‘Euphoria and trauma’: Filmmaker Sutapa Biswas explores colonial histories in new solo show in Shoreditch
Shoreditch’s Autograph Gallery is set to host the London premiere of Lumen, a critically acclaimed film by artist Sutapa Biswas.
The 30-minute film, which can be viewed at the gallery for free from today until 4 June, explores the female experience as a vessel of social conscience.
India-born and UK-educated, Biswas’s art is informed by her interest in colonial histories and how they feed into stories about gender, race and class.
Exhibition curator Professor Mark Sealy said: “Sutapa Biswas is a pioneering artist confronting important questions of colonial and diasporic histories.
“Across Biswas’s work, memory, time, politics and history are compounded into a composite visual experience that challenges our present.

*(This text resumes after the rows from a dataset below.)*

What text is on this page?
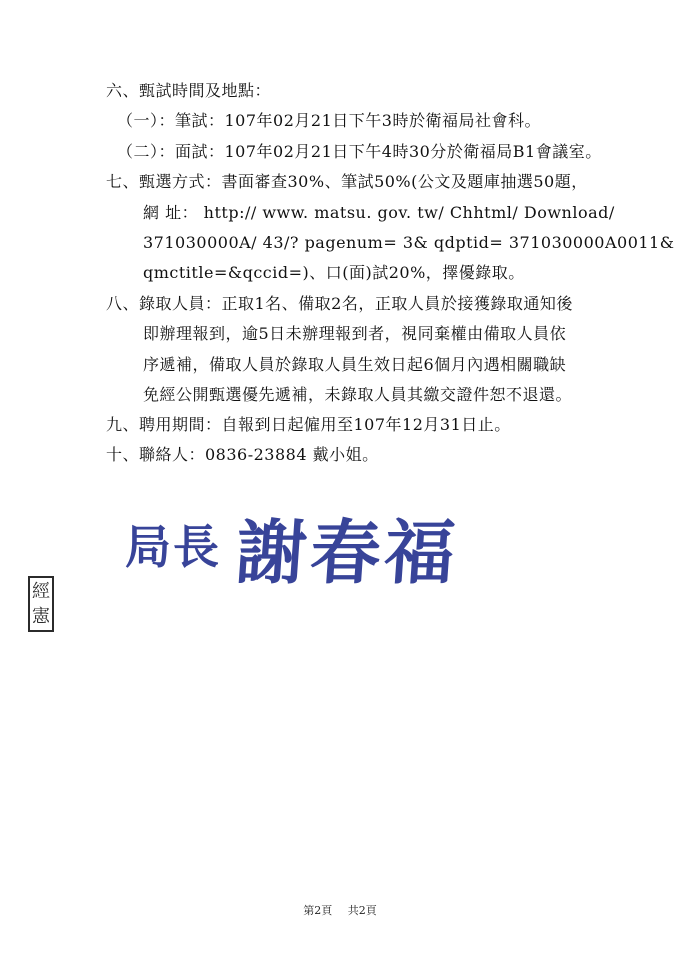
六、甄試時間及地點：
（一）：筆試：107年02月21日下午3時於衛福局社會科。
（二）：面試：107年02月21日下午4時30分於衛福局B1會議室。
七、甄選方式：書面審查30%、筆試50%(公文及題庫抽選50題，
網 址： http:// www. matsu. gov. tw/ Chhtml/ Download/
371030000A/ 43/? pagenum= 3& qdptid= 371030000A0011&
qmctitle=&qccid=)、口(面)試20%，擇優錄取。
八、錄取人員：正取1名、備取2名，正取人員於接獲錄取通知後
即辦理報到，逾5日未辦理報到者，視同棄權由備取人員依
序遞補，備取人員於錄取人員生效日起6個月內遇相關職缺
免經公開甄選優先遞補，未錄取人員其繳交證件恕不退還。
九、聘用期間：自報到日起僱用至107年12月31日止。
十、聯絡人：0836-23884 戴小姐。
局長 謝春福
經
憲
第2頁 共2頁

“Lumen is a visual journey that takes us all to a new place of contemplation and understanding.”
Lumen looks to highlight the butterfly effect of complicated colonial pasts, including their ramifications today and into the future.
The critically acclaimed film, commissioned in partnership with Film and Video Umbrella, opens with the story of a baby emerging from a womb and ends with the female protagonist setting out on a journey across uncharted waters.
The work is inspired by Biswas’s journey by ship with her family from Mumbai to Dover in the 1960s. It brings these memories to light and remembers the lived experiences of the artist’s mother and grandmother, told through a monologue read by actress Natasha Patel.
Steven Bode, director at Film and Video Umbrella, said: “Lumen is the name for a unit of light – a gradient of radiance. It is also an anatomical term for a bodily cavity or conduit, such as an artery, along which blood flows.
“These two meanings converge in the metaphor of ‘light at the end of a tunnel’ – an expression that helps light a way into Sutapa Biswas’s film Lumen, setting the scene for its fluctuations of clarity and darkness, its alternating states of euphoria and trauma, its lurches between poetry and pathology.”